Os desafios das redes para a transformação digital

As empresas no Brasil vivem um grande dilema quanto à questão da transformação digital.  Ou incorporam de vez a cultura digital e fazem mudanças radicais em seus modelos de negócios, ou ficam paradas no tempo e serão atropeladas pelo avanço do mundo digital, móvel e globalizado e pelos concorrentes que se inseriram mais rapidamente nesse novo mundo.

Como as maiores demandas hoje vêm dos consumidores, que querem comprar produtos ou serem atendidos no seu tempo, da forma que melhor lhes convém e terem experiências gratificantes com isso, as empresas vão precisar de ferramentas para conhecê-los cada vez melhor, desde seus hábitos de consumo ao seu humor e motivação para consumirem determinados tipos de produtos e serviços.

A transformação digital é um processo que envolve toda a empresa e que transcende para os associados, clientes, fornecedores e parceiros.

Em uma rede existem diferentes cabeças, em diferentes graus de maturidade e de comprometimento com a marca e com o próprio negócio. Saber lidar com toda essa diversidade de perfis vai exigir muita competência do líder da rede para conectar pessoas e gerar um efeito dominó para a causa.

O lado positivo é que nas redes tudo se potencializa, porque o efeito é em cadeia, em rede, tudo se dissemina muito rápido e, vencida a primeira fase da conscientização, a força da rede pode acelerar a jornada para a transformação digital, de estrutura organizacional, investimentos e de pessoas.

A dificuldade na maioria das empresas está na base, na estrutura organizacional, na cultura e no comportamento de seus líderes. Uma mudança dessa ordem deve vir de uma estratégia global, única e consistente, e ser conduzida por uma liderança firme e disciplinada para fazer com que os projetos aconteçam e sejam implantados com sucesso, nos prazos previstos e, com isso, inserir de vez a empresa no mundo digital e dele se beneficiar.

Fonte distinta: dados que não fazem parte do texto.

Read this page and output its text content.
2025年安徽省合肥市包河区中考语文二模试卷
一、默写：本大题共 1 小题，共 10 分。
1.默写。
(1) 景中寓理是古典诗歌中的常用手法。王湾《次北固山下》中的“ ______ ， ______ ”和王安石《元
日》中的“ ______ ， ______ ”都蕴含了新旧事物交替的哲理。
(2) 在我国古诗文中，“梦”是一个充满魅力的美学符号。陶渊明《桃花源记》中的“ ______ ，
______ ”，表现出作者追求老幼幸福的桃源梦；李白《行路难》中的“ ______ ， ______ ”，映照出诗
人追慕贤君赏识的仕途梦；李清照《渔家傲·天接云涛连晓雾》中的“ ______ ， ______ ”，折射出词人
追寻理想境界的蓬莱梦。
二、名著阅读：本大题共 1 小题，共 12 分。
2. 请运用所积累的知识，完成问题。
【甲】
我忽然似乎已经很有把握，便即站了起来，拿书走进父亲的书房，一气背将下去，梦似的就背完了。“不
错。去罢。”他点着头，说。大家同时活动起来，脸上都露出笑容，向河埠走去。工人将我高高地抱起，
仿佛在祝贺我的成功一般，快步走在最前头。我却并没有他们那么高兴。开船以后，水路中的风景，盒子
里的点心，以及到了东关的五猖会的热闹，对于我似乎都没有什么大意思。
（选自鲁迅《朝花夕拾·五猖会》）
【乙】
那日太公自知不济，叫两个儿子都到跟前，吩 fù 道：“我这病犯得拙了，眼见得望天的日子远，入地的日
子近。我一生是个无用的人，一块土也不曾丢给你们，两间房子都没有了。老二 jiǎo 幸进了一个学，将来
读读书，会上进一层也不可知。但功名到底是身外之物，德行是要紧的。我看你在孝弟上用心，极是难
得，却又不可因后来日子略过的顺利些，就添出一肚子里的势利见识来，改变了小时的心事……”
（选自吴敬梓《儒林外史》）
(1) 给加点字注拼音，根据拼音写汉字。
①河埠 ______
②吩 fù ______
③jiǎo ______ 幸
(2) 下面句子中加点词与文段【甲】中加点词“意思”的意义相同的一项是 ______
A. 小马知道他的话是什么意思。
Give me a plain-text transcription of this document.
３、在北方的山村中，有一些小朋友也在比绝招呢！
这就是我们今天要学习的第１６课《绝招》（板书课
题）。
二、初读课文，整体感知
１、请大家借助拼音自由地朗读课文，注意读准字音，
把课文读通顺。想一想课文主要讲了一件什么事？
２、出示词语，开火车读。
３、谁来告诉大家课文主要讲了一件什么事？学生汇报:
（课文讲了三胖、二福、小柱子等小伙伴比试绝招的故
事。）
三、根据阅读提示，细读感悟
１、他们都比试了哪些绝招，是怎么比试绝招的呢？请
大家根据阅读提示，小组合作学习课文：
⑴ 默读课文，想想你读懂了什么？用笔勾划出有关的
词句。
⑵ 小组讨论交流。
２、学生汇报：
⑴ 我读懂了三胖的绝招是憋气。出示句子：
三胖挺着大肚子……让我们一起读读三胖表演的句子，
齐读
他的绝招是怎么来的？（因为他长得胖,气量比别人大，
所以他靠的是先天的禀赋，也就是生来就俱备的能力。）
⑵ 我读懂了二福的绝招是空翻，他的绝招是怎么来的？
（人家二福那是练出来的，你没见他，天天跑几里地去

O caminho para a transformação digital deve ser traçado com a ajuda de especialistas da área, com decisões tecnológicas, passando por análise de dados estruturados, permitindo atender demandas 24 horas por dia, e até mesmo a inteligência artificial. Além de toda adaptação na estrutura organizacional, na adequação dos processos e na revisão de competências e de perfis das lideranças e de seus liderados.